Appel en faveur d’un cadre réglementaire stable, lisible et européen

         

 

 

 

La France est un des leaders mondiaux dans le domaine de l’innovation et singulièrement dans celui du e-commerce, des services en ligne, des applications mobiles, des objets connectés ou encore du big data. Or, les entreprises innovantes, des startups, des TPE et PME comme des grands groupes, sont fréquemment confrontées à des problématiques réglementaires qui entravent leur développement.


L’adaptation du cadre réglementaire à la réalité de l’écosystème numérique

L’innovation et la vitesse de création des entreprises du numérique complexifie l’appréhension par le législateur des enjeux intrinsèques au numérique et plus difficile l’adaptation du cadre réglementaire aux nouveaux usages, aux nouvelles technologies, etc. Plutôt que de pallier au décalage entre temps numérique et temps législatif par une abondance de textes, rapidement obsolètes, le secteur du numérique appelle à envisager des formes de régulation adaptée aux réalités des entreprises. Plus souples, et favorisant davantage l’innovation, elles permettraient de mieux prendre en compte la croissance et la transformation de l’activité des entreprises du numérique.

Afin de mieux intégrer les enjeux des acteurs du numérique, les pouvoirs publics pourraient solliciter les représentants des entreprises plus systématiquement en amont du travail législatif, pour par exemple systématiser la réalisation d’études d’impact préalable à tout texte règlementaire. Ce travail conjoint, pour la présentation et la rédaction des textes législatifs et réglementaires, permettra davantage d’efficacité de l’encadrement des pratiques des acteurs du numérique.

En outre, les modes alternatifs de règlement des litiges ont fait leurs preuves en matière contentieuse, aussi bien en B to B qu’en B to C, et pourraient être plus régulièrement le modèle choisi.
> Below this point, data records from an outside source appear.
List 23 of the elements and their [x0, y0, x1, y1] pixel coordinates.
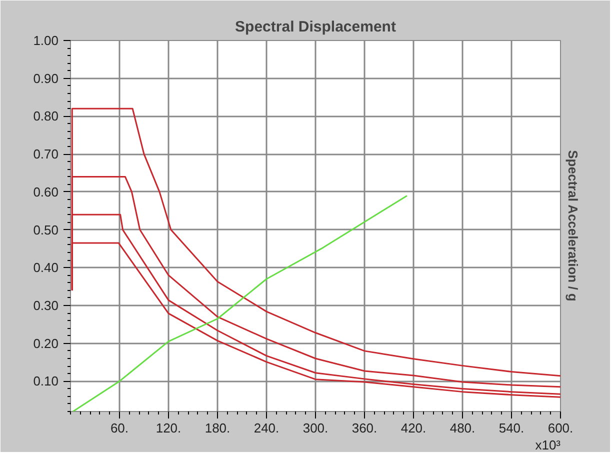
x-tick-label: 180. — [204, 420, 230, 436]
y-tick-label: 0.70 — [33, 146, 59, 162]
y-axis-title: Spectral Acceleration / g — [566, 150, 580, 302]
x-tick-label: 60. — [110, 420, 129, 436]
x-tick-label: 360. — [352, 420, 378, 436]
y-tick-label: 1.00 — [33, 33, 59, 48]
y-tick-label: 0.40 — [33, 260, 59, 276]
y-tick-label: 0.30 — [33, 298, 59, 313]
x-tick-label: 600. — [548, 420, 574, 436]
y-tick-label: 0.80 — [33, 108, 59, 124]
x-tick-label: 480. — [450, 420, 476, 436]
x-tick-label: 300. — [302, 420, 328, 436]
x-tick-label: 240. — [254, 420, 280, 436]
x-tick-label: 540. — [498, 420, 524, 436]
chart-title: Spectral Displacement — [235, 18, 396, 36]
y-tick-label: 0.10 — [33, 374, 59, 389]
y-tick-label: 0.20 — [33, 336, 59, 351]
y-tick-label: 0.90 — [33, 70, 59, 86]
y-tick-label: 0.50 — [33, 222, 59, 238]
x-tick-label: 420. — [400, 420, 426, 436]
y-tick-label: 0.60 — [33, 184, 59, 200]
text: x10³ — [535, 438, 562, 452]
x-tick-label: 120. — [156, 420, 182, 436]
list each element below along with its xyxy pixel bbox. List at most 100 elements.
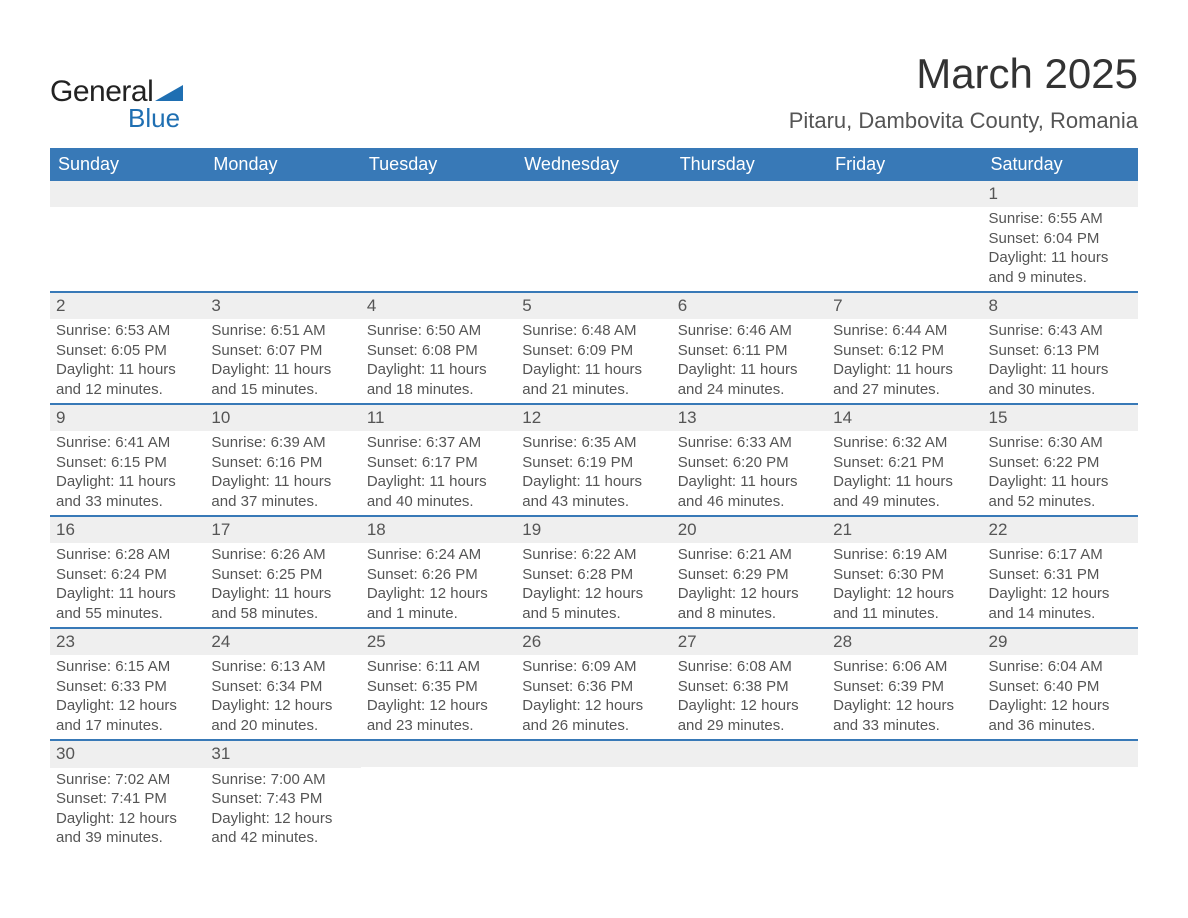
sunrise-text: Sunrise: 6:24 AM bbox=[367, 545, 510, 565]
calendar-day-cell: 31Sunrise: 7:00 AMSunset: 7:43 PMDayligh… bbox=[205, 741, 360, 851]
calendar-day-cell bbox=[672, 181, 827, 291]
calendar-day-cell: 20Sunrise: 6:21 AMSunset: 6:29 PMDayligh… bbox=[672, 517, 827, 627]
logo: General Blue bbox=[50, 75, 183, 134]
calendar-week: 1Sunrise: 6:55 AMSunset: 6:04 PMDaylight… bbox=[50, 181, 1138, 291]
calendar-day-cell: 5Sunrise: 6:48 AMSunset: 6:09 PMDaylight… bbox=[516, 293, 671, 403]
day-body: Sunrise: 6:19 AMSunset: 6:30 PMDaylight:… bbox=[827, 543, 982, 627]
sunrise-text: Sunrise: 6:37 AM bbox=[367, 433, 510, 453]
day-number: 31 bbox=[205, 741, 360, 767]
dow-saturday: Saturday bbox=[983, 148, 1138, 181]
daylight-text: Daylight: 11 hours and 30 minutes. bbox=[989, 360, 1132, 399]
day-number bbox=[672, 181, 827, 207]
sunrise-text: Sunrise: 6:35 AM bbox=[522, 433, 665, 453]
daylight-text: Daylight: 12 hours and 1 minute. bbox=[367, 584, 510, 623]
day-body: Sunrise: 6:32 AMSunset: 6:21 PMDaylight:… bbox=[827, 431, 982, 515]
calendar-day-cell: 8Sunrise: 6:43 AMSunset: 6:13 PMDaylight… bbox=[983, 293, 1138, 403]
sunset-text: Sunset: 7:41 PM bbox=[56, 789, 199, 809]
sunset-text: Sunset: 6:22 PM bbox=[989, 453, 1132, 473]
daylight-text: Daylight: 11 hours and 40 minutes. bbox=[367, 472, 510, 511]
calendar-day-cell: 22Sunrise: 6:17 AMSunset: 6:31 PMDayligh… bbox=[983, 517, 1138, 627]
day-number: 9 bbox=[50, 405, 205, 431]
day-body: Sunrise: 6:28 AMSunset: 6:24 PMDaylight:… bbox=[50, 543, 205, 627]
day-number: 28 bbox=[827, 629, 982, 655]
day-number bbox=[516, 741, 671, 767]
daylight-text: Daylight: 11 hours and 24 minutes. bbox=[678, 360, 821, 399]
day-body: Sunrise: 6:35 AMSunset: 6:19 PMDaylight:… bbox=[516, 431, 671, 515]
daylight-text: Daylight: 11 hours and 18 minutes. bbox=[367, 360, 510, 399]
day-body: Sunrise: 6:04 AMSunset: 6:40 PMDaylight:… bbox=[983, 655, 1138, 739]
sunset-text: Sunset: 6:24 PM bbox=[56, 565, 199, 585]
daylight-text: Daylight: 12 hours and 17 minutes. bbox=[56, 696, 199, 735]
weeks-container: 1Sunrise: 6:55 AMSunset: 6:04 PMDaylight… bbox=[50, 181, 1138, 852]
logo-text-blue: Blue bbox=[128, 103, 183, 134]
sunset-text: Sunset: 6:39 PM bbox=[833, 677, 976, 697]
day-number: 7 bbox=[827, 293, 982, 319]
sunrise-text: Sunrise: 6:11 AM bbox=[367, 657, 510, 677]
calendar-day-cell bbox=[361, 181, 516, 291]
sunset-text: Sunset: 6:33 PM bbox=[56, 677, 199, 697]
calendar: Sunday Monday Tuesday Wednesday Thursday… bbox=[50, 148, 1138, 852]
daylight-text: Daylight: 11 hours and 12 minutes. bbox=[56, 360, 199, 399]
calendar-day-cell bbox=[827, 181, 982, 291]
daylight-text: Daylight: 11 hours and 52 minutes. bbox=[989, 472, 1132, 511]
day-number: 22 bbox=[983, 517, 1138, 543]
day-body: Sunrise: 6:33 AMSunset: 6:20 PMDaylight:… bbox=[672, 431, 827, 515]
daylight-text: Daylight: 12 hours and 42 minutes. bbox=[211, 809, 354, 848]
sunset-text: Sunset: 6:09 PM bbox=[522, 341, 665, 361]
day-number: 23 bbox=[50, 629, 205, 655]
day-number: 1 bbox=[983, 181, 1138, 207]
sunset-text: Sunset: 6:17 PM bbox=[367, 453, 510, 473]
daylight-text: Daylight: 12 hours and 14 minutes. bbox=[989, 584, 1132, 623]
sunset-text: Sunset: 6:30 PM bbox=[833, 565, 976, 585]
days-of-week-header: Sunday Monday Tuesday Wednesday Thursday… bbox=[50, 148, 1138, 181]
day-number bbox=[361, 181, 516, 207]
calendar-day-cell: 29Sunrise: 6:04 AMSunset: 6:40 PMDayligh… bbox=[983, 629, 1138, 739]
day-number: 21 bbox=[827, 517, 982, 543]
day-body: Sunrise: 6:55 AMSunset: 6:04 PMDaylight:… bbox=[983, 207, 1138, 291]
day-number: 18 bbox=[361, 517, 516, 543]
daylight-text: Daylight: 11 hours and 37 minutes. bbox=[211, 472, 354, 511]
calendar-day-cell: 19Sunrise: 6:22 AMSunset: 6:28 PMDayligh… bbox=[516, 517, 671, 627]
sunrise-text: Sunrise: 6:04 AM bbox=[989, 657, 1132, 677]
sunset-text: Sunset: 6:08 PM bbox=[367, 341, 510, 361]
sunrise-text: Sunrise: 6:55 AM bbox=[989, 209, 1132, 229]
day-body: Sunrise: 6:09 AMSunset: 6:36 PMDaylight:… bbox=[516, 655, 671, 739]
day-number: 25 bbox=[361, 629, 516, 655]
sunrise-text: Sunrise: 6:53 AM bbox=[56, 321, 199, 341]
day-number: 10 bbox=[205, 405, 360, 431]
calendar-day-cell bbox=[983, 741, 1138, 851]
sunset-text: Sunset: 6:15 PM bbox=[56, 453, 199, 473]
day-body: Sunrise: 6:44 AMSunset: 6:12 PMDaylight:… bbox=[827, 319, 982, 403]
daylight-text: Daylight: 12 hours and 23 minutes. bbox=[367, 696, 510, 735]
day-body: Sunrise: 6:41 AMSunset: 6:15 PMDaylight:… bbox=[50, 431, 205, 515]
daylight-text: Daylight: 11 hours and 33 minutes. bbox=[56, 472, 199, 511]
calendar-day-cell: 26Sunrise: 6:09 AMSunset: 6:36 PMDayligh… bbox=[516, 629, 671, 739]
calendar-day-cell bbox=[50, 181, 205, 291]
sunset-text: Sunset: 6:31 PM bbox=[989, 565, 1132, 585]
sunset-text: Sunset: 6:12 PM bbox=[833, 341, 976, 361]
daylight-text: Daylight: 12 hours and 29 minutes. bbox=[678, 696, 821, 735]
calendar-day-cell: 10Sunrise: 6:39 AMSunset: 6:16 PMDayligh… bbox=[205, 405, 360, 515]
sunrise-text: Sunrise: 6:19 AM bbox=[833, 545, 976, 565]
sunset-text: Sunset: 6:04 PM bbox=[989, 229, 1132, 249]
calendar-week: 2Sunrise: 6:53 AMSunset: 6:05 PMDaylight… bbox=[50, 291, 1138, 403]
day-number: 11 bbox=[361, 405, 516, 431]
calendar-day-cell: 4Sunrise: 6:50 AMSunset: 6:08 PMDaylight… bbox=[361, 293, 516, 403]
day-body: Sunrise: 7:02 AMSunset: 7:41 PMDaylight:… bbox=[50, 768, 205, 852]
day-number: 14 bbox=[827, 405, 982, 431]
calendar-day-cell: 30Sunrise: 7:02 AMSunset: 7:41 PMDayligh… bbox=[50, 741, 205, 851]
day-body: Sunrise: 6:37 AMSunset: 6:17 PMDaylight:… bbox=[361, 431, 516, 515]
day-body: Sunrise: 6:46 AMSunset: 6:11 PMDaylight:… bbox=[672, 319, 827, 403]
calendar-day-cell: 13Sunrise: 6:33 AMSunset: 6:20 PMDayligh… bbox=[672, 405, 827, 515]
sunset-text: Sunset: 6:38 PM bbox=[678, 677, 821, 697]
daylight-text: Daylight: 11 hours and 46 minutes. bbox=[678, 472, 821, 511]
sunrise-text: Sunrise: 6:43 AM bbox=[989, 321, 1132, 341]
day-body: Sunrise: 6:43 AMSunset: 6:13 PMDaylight:… bbox=[983, 319, 1138, 403]
daylight-text: Daylight: 12 hours and 26 minutes. bbox=[522, 696, 665, 735]
day-number: 30 bbox=[50, 741, 205, 767]
day-body: Sunrise: 6:53 AMSunset: 6:05 PMDaylight:… bbox=[50, 319, 205, 403]
day-number bbox=[983, 741, 1138, 767]
dow-wednesday: Wednesday bbox=[516, 148, 671, 181]
calendar-day-cell: 7Sunrise: 6:44 AMSunset: 6:12 PMDaylight… bbox=[827, 293, 982, 403]
sunrise-text: Sunrise: 6:46 AM bbox=[678, 321, 821, 341]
Cette co-régulation suppose une bonne connaissance de l’univers technologique et économique par les pouvoirs publics – législateur, juges, administrations – et donc qu’ils s’approprient plus précisément les enjeux de l’écosystème numérique. Une meilleure coopération avec les acteur économiques est la clef d’une régulation équilibrée et suivie.


Raisonner à l’échelle européenne condition sine qua non pour créer de nouvelles licornes

L’environnement de nos entreprises est international et la concurrence s’entend désormais au niveau mondial. L’émergence de champions numériques européens, capables de rivaliser avec des champions américains ou asiatiques, est une condition indispensable au développement économique de notre écosystème. Les enquêtes actuelles montrent que les disparités législatives en Europe, sont un frein majeur au développement hors des frontières nationales. Or, le numérique permet justement à nos entreprises d’étendre leurs activités au-delà des frontières. Il est donc impératif de raisonner au niveau européen en matière de numérique, et d’aller progressivement vers une harmonisation des réglementations des Etats membres.

La France est parfois absente de la décision européenne, contrairement à d’autres Etats membres, et ne peut que réagir aux positions formulées par les administrations ou parlementaires européens. Pourtant, les débats de ces derniers mois ont montré des divergences de points de vue entre les textes européens et la vision des pouvoirs publics français. La France doit retrouver son rôle de leadership à l’échelle européenne. Elle se doit d’inspirer le droit européen notamment par une influence renforcée dans le processus de création des normes européennes, au lieu de s’en éloigner en créant des singularités législatives nationales qui isolent notre droit de celui de l’Union européenne. A ces conditions, nos entreprises bénéficieront de l’environnement juridique et réglementaire dont elles ont besoin pour continuer à se développer et rayonner, en France et à l’international.

Nous acteurs du numérique, appelons donc les candidats à s’engager en ce sens.